Indiana’s legislative leaders made that clear.

Indiana Senate President Pro Tempore Rodric Bray, R-Martinsville, delivered the most succinct “talk to the hand” response to the Kansas results.

“It is a representative government that we have, and it’s our job to determine and communicate with our constituents and make decisions based upon that. We’re accountable to our constituents, and every four years at least over here in the Senate, they decide whether we stay or whether we go,” Bray explained.

That might make sense if Indiana had a representative form of government.

But it doesn’t.

Not really.

Bray and his colleagues have seen to that.

Indiana’s state legislature is one of the most gerrymandered in the country. Hoosier Republicans have sliced and diced House and Senate district lines so effectively that they have managed to turn what should be comfortable GOP majorities in those chambers into overwhelming ones.

Here in Indiana, voters don’t choose lawmakers.

Lawmakers choose the voters they want.

Then they exchange high-fives after they rack up another rigged victory.

It’s a bit like watching a boxer do a happy dance after winning a fixed fight.

That may be a pleasing and satisfactory arrangement for the legislators, but it isn’t for the citizens.

Particularly at a time such as this one.

If Indiana’s voters were able to express themselves on the question of abortion, the results likely would resemble those in Kansas.

Hoosiers cast 57% of their ballots for Donald Trump in the 2020 presidential election. Kansas backed Trump with 56% of its vote.

Yet, Kansas voters rejected attempts to ban abortion by a 59% to 41% margin.

The signs that Hoosier voters would act in a similar fashion are everywhere.

Virtually everyone who testified regarding Senate Bill 1—the measure that seeks to ban abortion except in instances of rape, incest or when the health of the mother is at risk—spoke out against the bill.
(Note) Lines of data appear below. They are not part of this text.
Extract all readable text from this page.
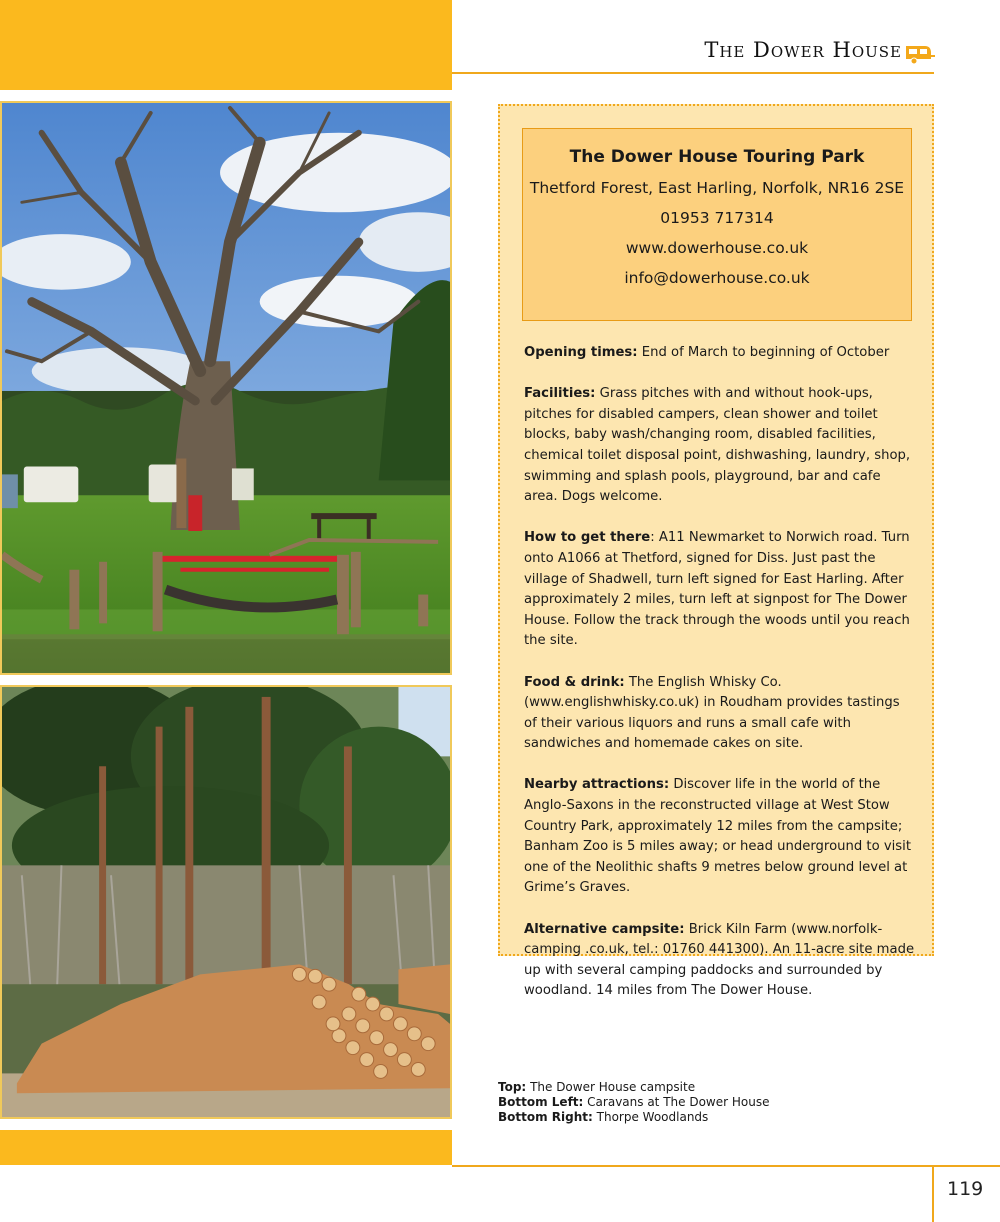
The Dower House
The Dower House Touring Park
Thetford Forest, East Harling, Norfolk, NR16 2SE
01953 717314
www.dowerhouse.co.uk
info@dowerhouse.co.uk

Opening times: End of March to beginning of October

Facilities: Grass pitches with and without hook-ups, pitches for disabled campers, clean shower and toilet blocks, baby wash/changing room, disabled facilities, chemical toilet disposal point, dishwashing, laundry, shop, swimming and splash pools, playground, bar and cafe area. Dogs welcome.

How to get there: A11 Newmarket to Norwich road. Turn onto A1066 at Thetford, signed for Diss. Just past the village of Shadwell, turn left signed for East Harling. After approximately 2 miles, turn left at signpost for The Dower House. Follow the track through the woods until you reach the site.

Food & drink: The English Whisky Co. (www.englishwhisky.co.uk) in Roudham provides tastings of their various liquors and runs a small cafe with sandwiches and homemade cakes on site.

Nearby attractions: Discover life in the world of the Anglo-Saxons in the reconstructed village at West Stow Country Park, approximately 12 miles from the campsite; Banham Zoo is 5 miles away; or head underground to visit one of the Neolithic shafts 9 metres below ground level at Grime’s Graves.

Alternative campsite: Brick Kiln Farm (www.norfolk-camping .co.uk, tel.: 01760 441300). An 11-acre site made up with several camping paddocks and surrounded by woodland. 14 miles from The Dower House.

Top: The Dower House campsite
Bottom Left: Caravans at The Dower House
Bottom Right: Thorpe Woodlands
119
In fact, supporters of the abortion ban have adopted a quiet lobbying strategy of cozying up to and strategizing with lawmakers behind the scenes precisely because they know that public opinion is not on their side on this question.
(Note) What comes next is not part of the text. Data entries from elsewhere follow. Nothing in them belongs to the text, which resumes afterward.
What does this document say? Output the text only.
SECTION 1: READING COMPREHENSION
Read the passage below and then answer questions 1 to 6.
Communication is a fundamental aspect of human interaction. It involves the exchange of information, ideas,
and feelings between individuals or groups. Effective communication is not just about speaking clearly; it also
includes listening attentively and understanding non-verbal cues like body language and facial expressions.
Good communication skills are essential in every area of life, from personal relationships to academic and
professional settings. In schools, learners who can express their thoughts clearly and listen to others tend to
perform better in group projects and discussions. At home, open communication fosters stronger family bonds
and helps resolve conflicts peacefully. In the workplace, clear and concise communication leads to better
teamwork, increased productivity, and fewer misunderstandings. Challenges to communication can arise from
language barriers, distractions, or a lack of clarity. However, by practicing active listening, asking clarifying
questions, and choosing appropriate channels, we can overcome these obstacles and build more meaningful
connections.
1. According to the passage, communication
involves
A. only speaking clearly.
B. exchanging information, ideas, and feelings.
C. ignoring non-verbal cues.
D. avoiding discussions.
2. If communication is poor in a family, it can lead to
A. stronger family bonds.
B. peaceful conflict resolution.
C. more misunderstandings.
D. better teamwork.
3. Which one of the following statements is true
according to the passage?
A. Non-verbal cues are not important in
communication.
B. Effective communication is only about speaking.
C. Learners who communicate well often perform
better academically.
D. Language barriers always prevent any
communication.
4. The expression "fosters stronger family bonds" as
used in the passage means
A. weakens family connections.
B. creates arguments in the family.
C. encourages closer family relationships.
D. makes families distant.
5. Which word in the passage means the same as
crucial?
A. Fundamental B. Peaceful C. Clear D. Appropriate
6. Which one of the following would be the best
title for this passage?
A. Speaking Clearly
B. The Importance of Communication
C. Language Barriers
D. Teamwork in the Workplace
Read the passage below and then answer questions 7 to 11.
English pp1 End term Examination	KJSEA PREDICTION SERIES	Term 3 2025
The response to SB 1’s march through the legislative process has demonstrated where the public is.

Until recently, the Indiana Chamber of Commerce was always the first to shout “amen” whenever Republican lawmakers proposed anything. But the chamber now has requested—pleaded, actually—that the legislature take a pause on abortion legislation.

The chamber took that step because business leaders are worried that talent recruitment, which is already difficult in what is a deepening labor shortage, will become almost impossible if the state tells half the members of the workforce that Hoosiers don’t trust them to make their own decisions about managing their health and family planning.

Those same business leaders also fret that the GOP lawmakers’ headlong rush to ban abortion will chase away convention traffic, which has become a bigger and bigger piece of the Indiana economy.

They are right to be concerned.

Gen Con already has expressed opposition to the abortion ban and hinted that it might not be back if the measure becomes law.

Not that any of this is likely to persuade the true believers in the Indiana General Assembly.

Like the boxer doing the happy dance after winning the fixed fight, many of the beneficiaries of gerrymandered districts honestly believe they are world-beaters. They think because they operate out from safe seats that they only have to listen to and consider the points of view and interests of people who agree with them on everything.

This is what makes the idea that they are representative of the will of the people a joke.

And a twisted joke at that.

In a self-governing society, government draws its authority from the consent of the governed. Constitutions, in fact, are in effect contracts that define how government may use that authority.

When government uses its authority to thwart rather than advance the will of the people and strip away rights, it isn’t just another cute political game.

It’s an assault on the idea of liberty itself.

That’s where we Hoosiers are right now.

John Krull is director of Franklin College’s Pulliam School of Journalism and publisher of TheStatehouseFile.com, a news website powered by Franklin College journalism students. The opinions expressed by the author do not reflect the views of Franklin College.